Product and marketing must be integrated for CLG to function. Duolingo's streak and leaderboard are product decisions that generate marketing outcomes. Lego Ideas is a product platform that generates brand equity and R&D signal simultaneously. CLG collapses the traditional separation between product and brand teams, requiring a more integrated operating model than most traditionally structured organizations are built to support.
Finally, the risk of over-dependence on third-party platforms is real. Glossier's community was partly dependent on Instagram's algorithmic environment — a structural vulnerability that became more visible as organic reach on Instagram declined across the industry. Brands pursuing CLG must evaluate the degree to which their community lives on owned infrastructure versus rented platforms, and weight the long-term strategic value of building proprietary community architecture even when third-party platforms offer faster short-term scale.
MBA Discussion Questions
Community-led growth requires brands to cede some degree of control over brand narrative and product direction to their communities. How should brand managers think about balancing community co-creation with the need for coherent brand positioning and strategic focus?

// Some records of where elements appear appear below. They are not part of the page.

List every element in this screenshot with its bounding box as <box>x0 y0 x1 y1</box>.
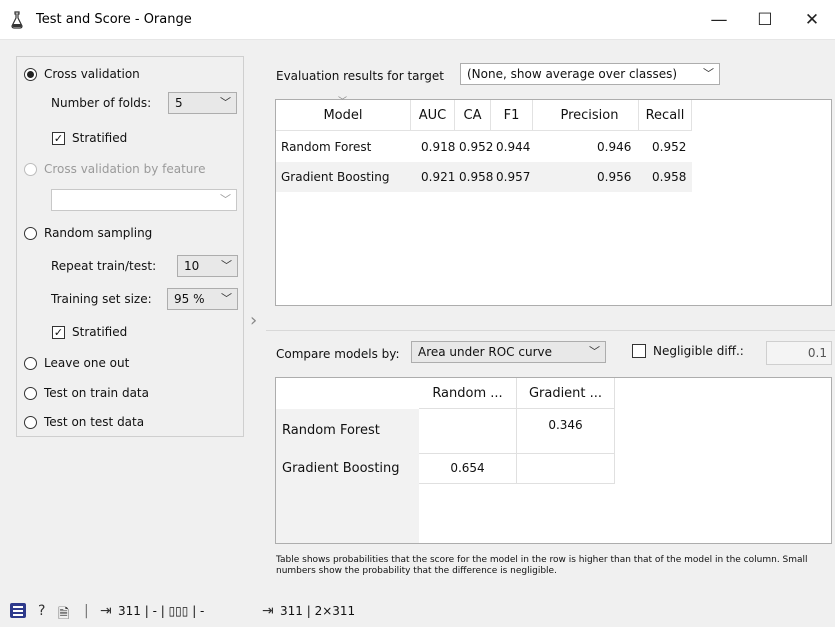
test-on-train-radio[interactable] <box>24 386 37 400</box>
leave-one-out-label: Leave one out <box>44 356 130 370</box>
ca-value: 0.952 <box>459 140 494 154</box>
test-on-test-option[interactable]: Test on test data <box>24 413 144 431</box>
output-icon: ⇥ <box>262 603 274 619</box>
window-title: Test and Score - Orange <box>36 12 192 27</box>
precision-value: 0.946 <box>597 140 632 154</box>
stratified-label: Stratified <box>72 131 128 145</box>
splitter-arrow-icon[interactable]: › <box>250 310 257 331</box>
train-size-label: Training set size: <box>51 292 152 306</box>
negligible-checkbox[interactable] <box>632 344 646 358</box>
test-on-train-label: Test on train data <box>44 386 149 400</box>
cross-validation-label: Cross validation <box>44 67 140 81</box>
cv-by-feature-radio[interactable] <box>24 162 37 176</box>
col-header-gradient-boosting[interactable]: Gradient ... <box>517 378 615 409</box>
comparison-cell: 0.654 <box>419 454 517 484</box>
test-on-test-label: Test on test data <box>44 415 145 429</box>
repeat-label: Repeat train/test: <box>51 259 157 273</box>
stratified2-checkbox[interactable]: ✓ <box>52 325 65 339</box>
corner-cell <box>276 378 419 409</box>
sampling-panel: Cross validation Number of folds: 5 ﹀ ✓ … <box>16 56 244 437</box>
chevron-down-icon: ﹀ <box>221 292 232 305</box>
repeat-combo[interactable]: 10 ﹀ <box>177 255 238 277</box>
random-sampling-label: Random sampling <box>44 226 153 240</box>
leave-one-out-radio[interactable] <box>24 356 37 370</box>
row-header-random-forest: Random Forest <box>282 423 380 438</box>
leave-one-out-option[interactable]: Leave one out <box>24 354 129 372</box>
train-size-value: 95 % <box>174 292 205 306</box>
compare-value: Area under ROC curve <box>418 345 552 359</box>
folds-combo[interactable]: 5 ﹀ <box>168 92 237 114</box>
target-value: (None, show average over classes) <box>467 67 678 81</box>
col-header-random-forest[interactable]: Random ... <box>419 378 517 409</box>
random-sampling-option[interactable]: Random sampling <box>24 224 152 242</box>
cv-by-feature-option[interactable]: Cross validation by feature <box>24 160 205 178</box>
test-on-train-option[interactable]: Test on train data <box>24 384 149 402</box>
input-summary: 311 | - | ▯▯▯ | - <box>118 604 205 618</box>
cross-validation-option[interactable]: Cross validation <box>24 65 140 83</box>
title-bar: Test and Score - Orange — ☐ ✕ <box>0 0 835 40</box>
feature-combo[interactable]: ﹀ <box>51 189 237 211</box>
output-summary: 311 | 2×311 <box>280 604 356 618</box>
comparison-table[interactable]: Random ... Gradient ... Random Forest 0.… <box>275 377 832 544</box>
column-header-auc[interactable]: AUC <box>411 100 455 131</box>
sort-indicator-icon: ﹀ <box>338 97 348 107</box>
stratified2-option[interactable]: ✓ Stratified <box>52 323 127 341</box>
compare-label: Compare models by: <box>276 347 400 361</box>
stratified2-label: Stratified <box>72 325 128 339</box>
minimize-button[interactable]: — <box>696 0 742 40</box>
menu-icon[interactable] <box>10 603 26 618</box>
cross-validation-radio[interactable] <box>24 67 37 81</box>
model-name: Random Forest <box>281 140 372 154</box>
evaluation-table[interactable]: Model ﹀ AUC CA F1 Precision Recall Rando… <box>275 97 832 306</box>
row-header-gradient-boosting: Gradient Boosting <box>282 461 400 476</box>
test-on-test-radio[interactable] <box>24 415 37 429</box>
auc-value: 0.918 <box>421 140 456 154</box>
folds-value: 5 <box>175 96 183 110</box>
model-name: Gradient Boosting <box>281 170 390 184</box>
train-size-combo[interactable]: 95 % ﹀ <box>167 288 238 310</box>
negligible-option[interactable]: Negligible diff.: <box>632 344 744 358</box>
input-icon: ⇥ <box>100 603 112 619</box>
comparison-cell <box>517 454 615 484</box>
chevron-down-icon: ﹀ <box>703 67 714 80</box>
folds-label: Number of folds: <box>51 96 152 110</box>
comparison-value: 0.654 <box>450 461 485 475</box>
maximize-button[interactable]: ☐ <box>742 0 788 40</box>
chevron-down-icon: ﹀ <box>221 259 232 272</box>
comparison-value: 0.346 <box>548 418 583 432</box>
auc-value: 0.921 <box>421 170 456 184</box>
column-header-f1[interactable]: F1 <box>491 100 533 131</box>
report-icon[interactable]: 🗎 <box>58 603 69 627</box>
comparison-note: Table shows probabilities that the score… <box>276 555 808 576</box>
comparison-cell <box>419 409 517 454</box>
comparison-cell: 0.346 <box>517 409 615 454</box>
stratified-checkbox[interactable]: ✓ <box>52 131 65 145</box>
f1-value: 0.944 <box>496 140 531 154</box>
column-header-recall[interactable]: Recall <box>639 100 692 131</box>
column-header-ca[interactable]: CA <box>455 100 491 131</box>
column-header-model[interactable]: Model ﹀ <box>276 97 411 131</box>
random-sampling-radio[interactable] <box>24 226 37 240</box>
chevron-down-icon: ﹀ <box>589 345 600 358</box>
compare-combo[interactable]: Area under ROC curve ﹀ <box>411 341 606 363</box>
chevron-down-icon: ﹀ <box>220 193 231 206</box>
chevron-down-icon: ﹀ <box>220 96 231 109</box>
negligible-label: Negligible diff.: <box>653 344 744 358</box>
recall-value: 0.952 <box>652 140 687 154</box>
close-button[interactable]: ✕ <box>789 0 835 40</box>
column-header-precision[interactable]: Precision <box>533 100 639 131</box>
f1-value: 0.957 <box>496 170 531 184</box>
target-label: Evaluation results for target <box>276 69 444 83</box>
precision-value: 0.956 <box>597 170 632 184</box>
negligible-spinbox[interactable]: 0.1 <box>766 341 832 365</box>
cv-by-feature-label: Cross validation by feature <box>44 162 206 176</box>
orange-flask-icon <box>11 11 23 29</box>
separator: | <box>84 603 89 619</box>
ca-value: 0.958 <box>459 170 494 184</box>
help-icon[interactable]: ? <box>38 603 45 619</box>
recall-value: 0.958 <box>652 170 687 184</box>
repeat-value: 10 <box>184 259 200 273</box>
target-combo[interactable]: (None, show average over classes) ﹀ <box>460 63 720 85</box>
stratified-option[interactable]: ✓ Stratified <box>52 129 127 147</box>
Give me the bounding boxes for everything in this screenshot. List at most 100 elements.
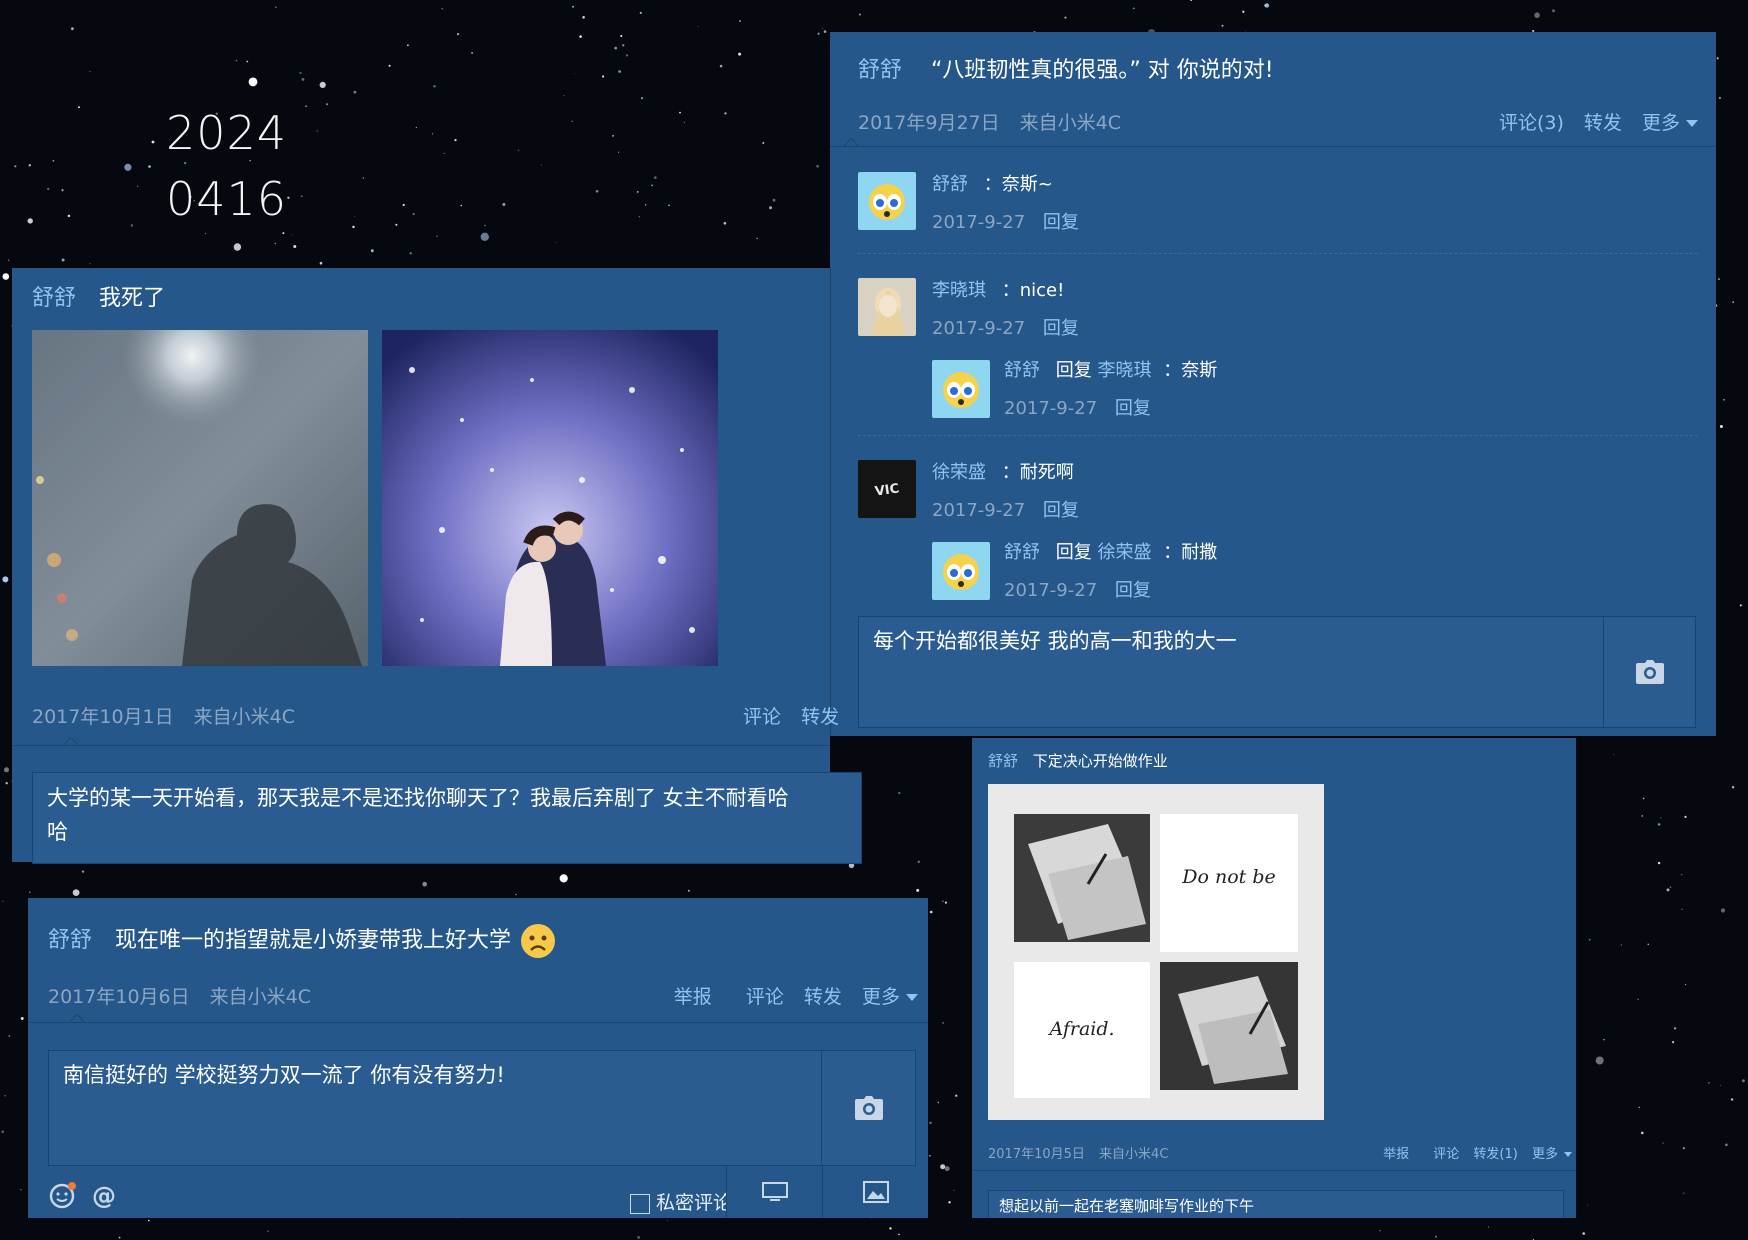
checkbox-icon[interactable]	[630, 1193, 650, 1214]
toolbar-button-screen[interactable]	[726, 1166, 822, 1218]
reply-input-text: 大学的某一天开始看，那天我是不是还找你聊天了？我最后弃剧了 女主不耐看哈哈	[47, 786, 789, 844]
more-label: 更多	[1531, 1147, 1558, 1162]
author-link[interactable]: 舒舒	[988, 752, 1018, 770]
post-actions: 举报 评论 转发(1) 更多	[1383, 1143, 1572, 1162]
post-meta: 2017年10月1日 来自小米4C	[32, 702, 295, 729]
reply-input-text: 南信挺好的 学校挺努力双一流了 你有没有努力!	[63, 1063, 505, 1087]
post-card-bottom-left: 舒舒 现在唯一的指望就是小娇妻带我上好大学 2017年10月6日 来自小米4C …	[28, 898, 928, 1218]
collage-photo	[988, 784, 1324, 1120]
repost-button[interactable]: 转发	[801, 706, 839, 728]
comment-author[interactable]: 李晓琪	[932, 280, 986, 301]
comment-time: 2017-9-27	[932, 500, 1026, 521]
report-button[interactable]: 举报	[1383, 1147, 1409, 1162]
post-date[interactable]: 2017年9月27日	[858, 112, 1000, 134]
post-source: 来自小米4C	[209, 986, 312, 1008]
sub-comment-line: 舒舒 回复 徐荣盛 ：耐撒	[1004, 538, 1217, 564]
divider	[28, 1022, 928, 1023]
comment-line: 舒舒 ：奈斯~	[932, 170, 1053, 196]
avatar-image	[858, 278, 916, 336]
date-stamp: 2024 0416	[166, 100, 287, 232]
sub-comment-text: ：奈斯	[1163, 360, 1218, 381]
avatar-shushu[interactable]	[858, 172, 916, 230]
avatar-xurongsheng[interactable]: VIC	[858, 460, 916, 518]
sub-comment-target[interactable]: 徐荣盛	[1097, 542, 1151, 563]
more-button[interactable]: 更多	[862, 986, 918, 1008]
post-date[interactable]: 2017年10月5日	[988, 1147, 1085, 1162]
avatar-lixiaoqi[interactable]	[858, 278, 916, 336]
post-source: 来自小米4C	[1019, 112, 1122, 134]
comment-reply-button[interactable]: 回复	[1043, 500, 1079, 521]
comment-button[interactable]: 评论	[743, 706, 781, 728]
collage-word-1: Do not be	[1182, 866, 1276, 888]
sub-comment-reply-word: 回复	[1055, 542, 1092, 563]
reply-input-text: 想起以前一起在老塞咖啡写作业的下午	[999, 1197, 1255, 1215]
author-link[interactable]: 舒舒	[858, 58, 902, 83]
post-source: 来自小米4C	[1099, 1147, 1169, 1162]
reply-input-text: 每个开始都很美好 我的高一和我的大一	[873, 629, 1237, 653]
post-date[interactable]: 2017年10月6日	[48, 986, 190, 1008]
avatar-image	[932, 360, 990, 418]
comment-separator	[858, 253, 1698, 254]
reply-input[interactable]: 想起以前一起在老塞咖啡写作业的下午	[988, 1190, 1564, 1218]
emoji-icon[interactable]	[48, 1180, 78, 1210]
comment-time: 2017-9-27	[932, 212, 1026, 233]
post-text: 现在唯一的指望就是小娇妻带我上好大学	[115, 928, 512, 953]
post-image-2[interactable]	[382, 330, 718, 666]
comment-author[interactable]: 徐荣盛	[932, 462, 986, 483]
more-button[interactable]: 更多	[1532, 1147, 1572, 1162]
post-card-bottom-right: 舒舒 下定决心开始做作业 Do not be Afraid. 2017年10月5…	[972, 738, 1576, 1218]
post-date[interactable]: 2017年10月1日	[32, 706, 174, 728]
repost-button[interactable]: 转发	[1584, 112, 1622, 134]
comment-text: ：耐死啊	[1001, 462, 1074, 483]
post-image-1[interactable]	[32, 330, 368, 666]
comment-line: 徐荣盛 ：耐死啊	[932, 458, 1074, 484]
post-actions: 评论 转发	[743, 702, 839, 729]
post-meta: 2017年10月5日 来自小米4C	[988, 1143, 1168, 1162]
date-stamp-monthday: 0416	[166, 172, 288, 226]
avatar-shushu[interactable]	[932, 360, 990, 418]
reply-input[interactable]: 每个开始都很美好 我的高一和我的大一	[858, 616, 1696, 728]
post-actions: 评论(3) 转发 更多	[1499, 108, 1698, 135]
at-icon[interactable]: @	[90, 1182, 118, 1210]
more-label: 更多	[861, 986, 900, 1008]
avatar-image: VIC	[858, 460, 916, 518]
more-button[interactable]: 更多	[1642, 112, 1698, 134]
sub-comment-reply-button[interactable]: 回复	[1115, 580, 1151, 601]
sub-comment-reply-button[interactable]: 回复	[1115, 398, 1151, 419]
reply-input[interactable]: 大学的某一天开始看，那天我是不是还找你聊天了？我最后弃剧了 女主不耐看哈哈	[32, 772, 862, 864]
divider	[12, 745, 830, 746]
comment-meta: 2017-9-27 回复	[932, 496, 1079, 522]
sub-comment-author[interactable]: 舒舒	[1004, 542, 1040, 563]
comment-author[interactable]: 舒舒	[932, 174, 968, 195]
reply-input[interactable]: 南信挺好的 学校挺努力双一流了 你有没有努力!	[48, 1050, 916, 1166]
comment-button[interactable]: 评论	[1433, 1147, 1459, 1162]
private-comment-option[interactable]: 私密评论	[630, 1188, 732, 1215]
camera-button[interactable]	[1603, 617, 1695, 727]
divider	[972, 1170, 1576, 1171]
post-text: 我死了	[99, 286, 166, 311]
notch-icon	[64, 737, 78, 745]
sub-comment-author[interactable]: 舒舒	[1004, 360, 1040, 381]
frown-emoji-icon	[521, 924, 556, 958]
repost-button[interactable]: 转发(1)	[1473, 1147, 1517, 1162]
post-source: 来自小米4C	[193, 706, 296, 728]
comment-button[interactable]: 评论(3)	[1499, 112, 1564, 134]
comment-time: 2017-9-27	[932, 318, 1026, 339]
caret-down-icon	[1564, 1152, 1572, 1157]
camera-button[interactable]	[821, 1051, 915, 1165]
sub-comment-target[interactable]: 李晓琪	[1097, 360, 1151, 381]
comment-button[interactable]: 评论	[746, 986, 784, 1008]
image-icon	[862, 1181, 889, 1203]
repost-button[interactable]: 转发	[804, 986, 842, 1008]
comment-reply-button[interactable]: 回复	[1043, 318, 1079, 339]
toolbar-button-image[interactable]	[822, 1166, 928, 1218]
post-meta: 2017年9月27日 来自小米4C	[858, 108, 1121, 135]
comment-reply-button[interactable]: 回复	[1043, 212, 1079, 233]
author-link[interactable]: 舒舒	[48, 928, 92, 953]
comment-line: 李晓琪 ：nice!	[932, 276, 1064, 302]
report-button[interactable]: 举报	[674, 986, 712, 1008]
avatar-shushu[interactable]	[932, 542, 990, 600]
sub-comment-text: ：耐撒	[1163, 542, 1218, 563]
post-image-collage[interactable]: Do not be Afraid.	[988, 784, 1324, 1120]
author-link[interactable]: 舒舒	[32, 286, 76, 311]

Lego Ideas, Glossier's Rep program, and Duolingo's Incubator all offer tangible economic or recognition-based incentives to community participants. To what extent is intrinsic motivation — identity, belonging, passion — sufficient to sustain a community, and when does the absence of extrinsic reward become a strategic vulnerability?
Using the STP framework, analyze how Glossier's community-led model allowed it to achieve superior positioning clarity in a highly fragmented beauty market, and identify what risks this model creates if its target segment's values evolve.
Duolingo's social media strategy — particularly its use of irreverent, character-driven content on TikTok — generated significant earned media attention. Evaluate whether this strategy represents a durable CLG asset or a tactical content play, and how you would distinguish between the two in a brand audit.
As brands scale, community authenticity often faces structural pressure. Using evidence from the cases discussed, develop a framework that helps brand leaders identify the early signals of community commercialization risk and the strategic levers available to address it before trust erosion becomes visible in brand equity metrics.